Шлюхи
Шрифт:
Антонина Архангельская, хоть и волновалась очень, могла бы еще говорить, но эфирное время дорого, и Милкин чтил регламент:
— А тепегь своими интегесными мыслями поделится Дина Оскотскодвогская, — втогая пгемия!
Вторая премия подошла к микрофону, бросила коротенький взгляд, в котором так и сквозила надменная усмешка, на третью премию и низким, очень сексуальным, голосом произнесла:
— Я хочу воспользоваться случаем и обратиться к президенту.
Третью премию словно током прошибло, она даже дернулась к микрофону, да было уже поздно.
— Возможно, мое слово, — уверенно продолжала Дина
— Большое спасибо! — остановил ее Нинкин. — Что ж, будем надеяться, что пгезидент не так далеко, и он вас услышит. Спасибо. И вот наконец пегвая пгемия. Алла Медная! Аплодисменты, господа!
Звукооператор включил бурные аплодисменты, — Алла, гордо вздернув подбородок, шагнула к микрофону.
— Прежде всего хочу высказать всю благодарность коллегам, выступавшим передо мной, — Алла Медная отпустила куда-то в сторону леденящую кровь улыбку. — Целиком и полностью поддерживаю и разделяю их чаяния. Я тоже скажу слово, которое вроде бы и не принадлежит мне. Это слово народное. «Надеюсь, что я выражаю умонастроение немалой части гуманитарной интеллигенции, которая поддержала вас, Президент, на референдуме, но сегодня испытывает беспокойство. Мы ждем от вас в первую очередь решительности. Ради русской демократии сейчас нужно проявить волю. К свободе надо дойти усилием. Сила не противоречит демократии. Не нужно бояться социального взрыва. Если бы этот взрыв был реален, он давно бы уже случился! Действуйте!» Давно пора нанести упреждающий удар по тем подонкам из «объединенной оппозиции». Действуйте, Президент!
Вот как сказала Алла! Вторая и третья Премии только губы закусили, поскольку не посмели призвать гаранта конституции к радикальным поступкам, не рискнули. Милкин и Нинкин все прыгали вокруг нее, называли и так, и эдак, и гордостью российской словесности, и золотым пером, а тут и раздача призов началась. Третьей премии дали махровый банный халат и фен. Вторая — получила миксер, пылесос, набор кухонных ножей и фотоаппарат. Аллу же удостоили целого вороха подобных мелочей, четырехдневной путевки в Мексику и еще просили постоять возле изумрудного «понтиака», который ей якобы тоже был подарен.
— Но это еще не все! — взвизгнул радостно Нинкин. — Наши победительницы даже и не подозгевают, какой ждет их сегодня сюгпгиз. Это будет сюгпгизом и для телезгителей! Пгизнаюсь, это было сюгпгизом и для нас. Это…
Перед камерой появился Президент. Дамы завизжали от пронзившего их восторга. Включили самые буйные рукоплескания, переходящие в неистовое ликование. Оператор дал лицо лидера крупным планом: глаза сощурены в щелочки, губы искривлены — лицо улыбалось.

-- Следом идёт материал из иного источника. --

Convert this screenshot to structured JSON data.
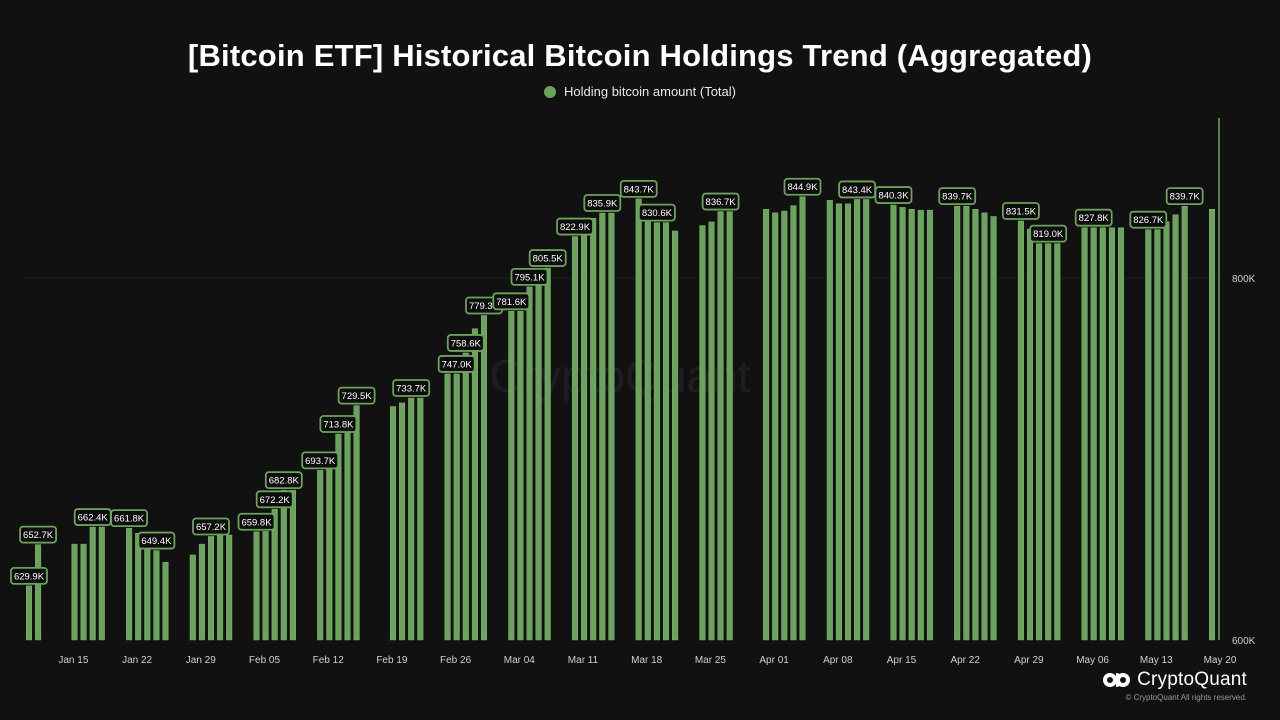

— Жаль, что мы редко общаемся. Вы, творческая интеллигенция, чего-то хотите от государственности, и государственность, в свою очередь, заинтересована в каких-то ваших способностях. Давайте же обмениваться услугами. Вы тут меня призывали к действию. Но и сами действуйте активнее. Я не оставлю вас без внимания. Я даже хочу первым сделать шаг навстречу и пригласить вас в свою загородную резиденцию, где сегодня я даю бал.

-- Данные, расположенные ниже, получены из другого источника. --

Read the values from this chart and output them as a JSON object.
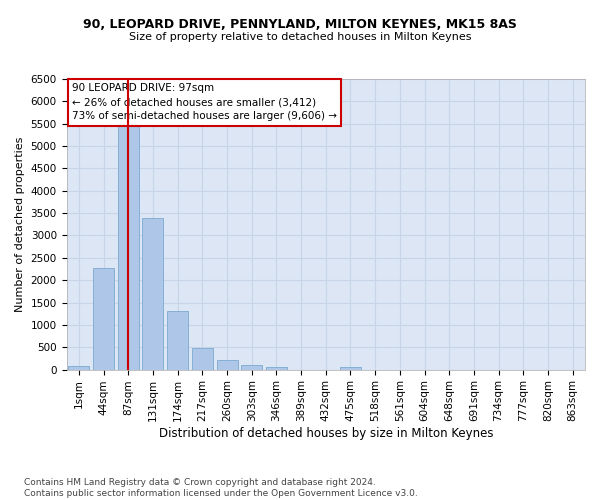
{
  "title_line1": "90, LEOPARD DRIVE, PENNYLAND, MILTON KEYNES, MK15 8AS",
  "title_line2": "Size of property relative to detached houses in Milton Keynes",
  "xlabel": "Distribution of detached houses by size in Milton Keynes",
  "ylabel": "Number of detached properties",
  "footnote_line1": "Contains HM Land Registry data © Crown copyright and database right 2024.",
  "footnote_line2": "Contains public sector information licensed under the Open Government Licence v3.0.",
  "bar_labels": [
    "1sqm",
    "44sqm",
    "87sqm",
    "131sqm",
    "174sqm",
    "217sqm",
    "260sqm",
    "303sqm",
    "346sqm",
    "389sqm",
    "432sqm",
    "475sqm",
    "518sqm",
    "561sqm",
    "604sqm",
    "648sqm",
    "691sqm",
    "734sqm",
    "777sqm",
    "820sqm",
    "863sqm"
  ],
  "bar_values": [
    70,
    2280,
    5440,
    3380,
    1310,
    475,
    220,
    95,
    60,
    0,
    0,
    60,
    0,
    0,
    0,
    0,
    0,
    0,
    0,
    0,
    0
  ],
  "bar_color": "#aec6e8",
  "bar_edgecolor": "#7aaad0",
  "grid_color": "#c8d4e8",
  "plot_background_color": "#dce6f5",
  "figure_background_color": "#ffffff",
  "vline_x": 2.0,
  "vline_color": "#cc0000",
  "annotation_text": "90 LEOPARD DRIVE: 97sqm\n← 26% of detached houses are smaller (3,412)\n73% of semi-detached houses are larger (9,606) →",
  "annotation_box_edgecolor": "#cc0000",
  "annotation_box_facecolor": "#ffffff",
  "ylim": [
    0,
    6500
  ],
  "yticks": [
    0,
    500,
    1000,
    1500,
    2000,
    2500,
    3000,
    3500,
    4000,
    4500,
    5000,
    5500,
    6000,
    6500
  ],
  "title1_fontsize": 9,
  "title2_fontsize": 8,
  "xlabel_fontsize": 8.5,
  "ylabel_fontsize": 8,
  "tick_fontsize": 7.5,
  "annot_fontsize": 7.5,
  "footnote_fontsize": 6.5
}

— Вот это сюгпгиз! — завопил Нинкин.
— Вот это подагок! — горланил Милкин.
— Быть пгиглашенными на бал к самому пгезиденту! — драл глотку Нинкин.
— Согласитесь, догогие телезгители, такой пассаж потгясает. Это сенсация! — надсаживался Милкин.
Выбежали веселые полуголые девушки обоего пола да такую пляску затеяли — только пыль столбом! За ними появились дети, дети дарили Президенту и победительницам конкурса букеты гвоздик в целлофане. Потом повалили разные знаменитости с поздравлениями. Закончилось шоу тем, что Алла Медная села за руль, как бы уже своего собственного «понтиака», справа расположился Президент, сзади — премии, вторая и третья, и заваленная цветами машина тронулась с места — надо думать, из телестудии в загородную резиденцию, на бал.
— Вот так шабаш! — хмыкнул Никита.
— Шабаш, говоришь? Занятно, занятно… — отозвался Учитель. — Ну ведьмы, допустим, наличествуют. А кто же будет на сем торжестве председателем? Этот, что ли? Нет, на такую роль он не потянет. Не ему быть в челе празднества.
— А ведьмы-то эти, что за птицы? Алла… Как? Медная?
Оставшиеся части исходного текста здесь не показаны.